Research at the forefront of regenerative medicine.
Research in the Zandstra Stem Cell Bioengineering lab applies engineering design principles, computational modeling, and fundamental stem cell biology across all our endeavors to advance understanding of cell fate control mechanisms and to enable new and accessible therapeutic approaches to disease treatment, particularly focusing on opportunities where the unique properties of cells in the blood-forming system can be leveraged.

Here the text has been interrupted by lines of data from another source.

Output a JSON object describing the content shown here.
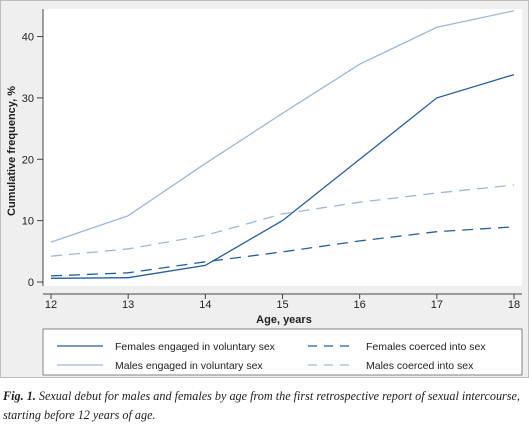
{
  "chart_data": {
    "type": "line",
    "title": "",
    "xlabel": "Age, years",
    "ylabel": "Cumulative frequency, %",
    "x": [
      12,
      13,
      14,
      15,
      16,
      17,
      18
    ],
    "xticks": [
      "12",
      "13",
      "14",
      "15",
      "16",
      "17",
      "18"
    ],
    "yticks": [
      "0",
      "10",
      "20",
      "30",
      "40"
    ],
    "ylim": [
      0,
      44
    ],
    "xlim": [
      12,
      18
    ],
    "grid": false,
    "legend_position": "bottom",
    "series": [
      {
        "name": "Females engaged in voluntary sex",
        "values": [
          0.6,
          0.7,
          2.7,
          10.0,
          20.0,
          30.0,
          33.8
        ],
        "color": "#1f5fa5",
        "style": "solid"
      },
      {
        "name": "Females coerced into sex",
        "values": [
          1.0,
          1.5,
          3.3,
          4.9,
          6.7,
          8.2,
          9.0
        ],
        "color": "#1f5fa5",
        "style": "dashed"
      },
      {
        "name": "Males engaged in voluntary sex",
        "values": [
          6.5,
          10.8,
          19.3,
          27.5,
          35.5,
          41.5,
          44.2
        ],
        "color": "#9ab9d9",
        "style": "solid"
      },
      {
        "name": "Males coerced into sex",
        "values": [
          4.2,
          5.4,
          7.6,
          11.1,
          13.0,
          14.5,
          15.8
        ],
        "color": "#9ab9d9",
        "style": "dashed"
      }
    ]
  },
  "caption": {
    "label": "Fig. 1.",
    "text": " Sexual debut for males and females by age from the first retrospective report of sexual intercourse, starting before 12 years of age."
  }
}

Multi-scale simulation of human tissue- and organo-genesis
Understanding blood development requires connecting stem cell regulatory networks to blood-forming multi-cellular niches and functional blood cells. We lead the stem cell field in developing mathematical models of internal regulatory networks that control stem cell behavior, and connecting these decision-making networks to natural or engineered cell environments.
Synthetic control of cell fate and function
Current directed stem cell differentiation protocols use cytokine and small molecule supplementation to mimic in vivo environments and developmental events. We are working on complementing these costly and often inefficient strategies with synthetic biology approaches adapted and implemented in stem cells. Synthetic circuit-enabled stem cell lines are being engineered to detect, select, and control functional tissue development. This strategy is being focused on the problem of pluripotent stem cell differentiation into definitive blood progenitor cells and subsequent lymphoid cell development.
Cell niche engineering
We have pioneered the use of synthetic stem cell niche engineering strategies to impose strict control of extracellular signaling, spatial organization and cell interactions on stem cell fate and development. Established capabilities include micro-patterning to study gastrulation-like events and developmental organoid cell niche engineering to promote environments capable of de novo blood development.
Stem cells within the blood forming system can regenerate the entire hierarchy upon transplantation. Immune effector cells, such as T-cells and natural killer cells can play an active process in disease control. Other blood cell types are effective delivery vehicles for endogenous or engineered therapeutics. Our translational focus is in understanding how to grow blood stem cells from somatic and pluripotent sources, and in how to engineer, in a cost effective and efficient manner, the production of desired purities and compositions of blood cells as therapeutics for malignant and non-malignant blood diseases. The platforms we develop to enable the treatments of blood diseases are being applied by our collaborators to other scenarios where cellular therapies are anticipated to have transformative impacts.